Workholding (also known as fixturing) is one of the most complicated parts of CNC machining. But, like many complicated things, the devil is in the details. Sometimes, it can appear straightforward - like clamping your part in a vise - until you realize that you need to bite into the part more or you want to get more efficient with loading/unloading.
There is an endless list of reasons and ways to do fixturing, and there is rarely a single correct answer, which is why it can be so complicated.
Fixture plates can ease a lot of pain when trying to hold parts, especially when you have high-mix, low-volume parts, like many Tormach owners. Fixtures plates, like the tooling plate from Saunders Machine Works, have a series of threaded holes along the flat surface. This allows you to secure down any variety of fixture you’d like.
Even if you just want to attach a vise to your machine, screwing it into a fixture plate that is secured to your machine table will save you time and effort. Fixture plates are easier to clean and provide a fast way to swap things out.
What’s more, you can use the plate as a fixture itself. If you’re in need of ultra low-profile workholding, you can use toe clamps, like the Mitee-Bite Edge Clamps, to secure your part directly to the plate.
Keep Things Simple
With soft jaws, hard jaws, vises, pallet systems, vacuum systems, and beyond, it’s easy to overcomplicate your setup. Your workholding is only as strong as its weakest link, so the fewer links you have, the simpler it is to create solid fixturing.
The key to keeping your workholding simple is picking the right tool for the job. For instance, parts that have odd shapes but a large mass could benefit from hard or soft jaws, like the CarveSmart Aluminum Jaw Set that can be cut to precisely hold your part. They also have a SmartStop to make sure that the jaws go into the vise at precisely the same spot every time, which means you can swap them out as needed without having to re-indicate the part every time.
Parts that don’t have as much material to grip onto will benefit from something like the TalonGrip system that has low-profile jaws that bite into your part.

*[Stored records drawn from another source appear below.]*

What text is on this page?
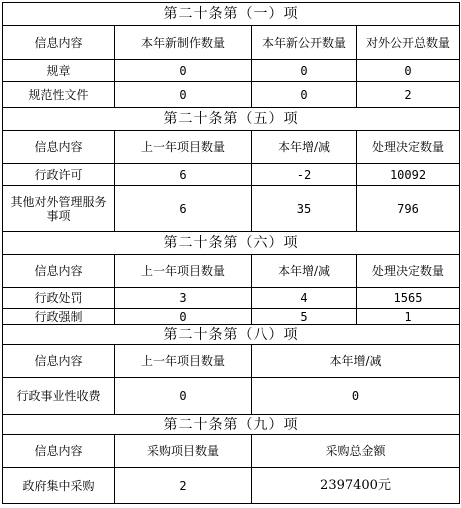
第二十条第（一）项			
信息内容	本年新制作数量	本年新公开数量	对外公开总数量
规章	0	0	0
规范性文件	0	0	2
第二十条第（五）项			
信息内容	上一年项目数量	本年增/减	处理决定数量
行政许可	6	-2	10092
其他对外管理服务事项	6	35	796
第二十条第（六）项			
信息内容	上一年项目数量	本年增/减	处理决定数量
行政处罚	3	4	1565
行政强制	0	5	1
第二十条第（八）项			
信息内容	上一年项目数量	本年增/减	
行政事业性收费	0	0	
第二十条第（九）项			
信息内容	采购项目数量	采购总金额	
政府集中采购	2	2397400元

Referencing Important Surfaces
Creating modular workholding is important to keeping your setup efficient and work moving faster. The benefit of using a fixture is being able to reuse it without having to re-reference everything, every time. The key is to reference important surfaces, but not too many. If you reference too many surfaces, you’ll be locked in, which can cause other challenges as you start cutting parts. Stock varies, finish varies, and even things like temperature can change the conformity of your part and workholding. That’s why indicating a few choice surfaces will keep you efficient without adding any headaches.
For instance, if we wanted to hold this top hat.
If we reference both of the surfaces and run one hat, we are limited. At that point, if we wanted to run a hat that is taller, our second surface (datum) will be messed up.
If we reference both surfaces, that makes the dimension critical and locks us in.
If we reference only one of the two surfaces, then the hat height can vary.
If your critical dimension is the wall thickness of the top of the hat then reference here.
Parts will always vary, so you want to allow for that variance in as many ways as possible. Allowing for that variance will keep your fixture flexible, but also reusable and efficient.
Don’t Forget Chucks
Most of us have used chucks when turning parts, but they can also provide a lot of easy workholding opportunities on a mill. Round parts can be tricky to hold, especially when you’re dealing with raw stock that can vary ever-so-slightly in dimension.
While a chuck isn’t quite as modular or easily repeatable as some other methods, it can reliably hold round parts. Simply bolting or clamping the chuck to your table or fixture plate simplifies holding round parts.
They are also helpful if you use a 4th axis because they have more flexibility than other methods of 4th axis workholding.
Be Aware of Tolerance Stacking
Using CNC typically means you want to be precise - that means you need to be aware of tolerances throughout your machine. Fixturing is the baseline connection between your part on the mill, so if you’re workholding isn’t precise, your part definitely won’t be.
Tolerance stacking is the compounding of multiple tolerances. That means every connection needs to be considered when calculating just how precise you need to be versus how precise you can be. The fixturing, your tooling, the stock… everything will affect the tolerance of your final part.
Workholding is a very controllable element of your setup. That means if you can be overly precise with how you hold a part, and it becomes less of a concern on your final part.
Fixturing can be one of the deepest (and darkest) rabbit holes in the world of machining, but that’s mostly because it is so open-ended. Keeping all these details in mind when you are getting ready to hold your work will ensure that you make better, more efficient parts.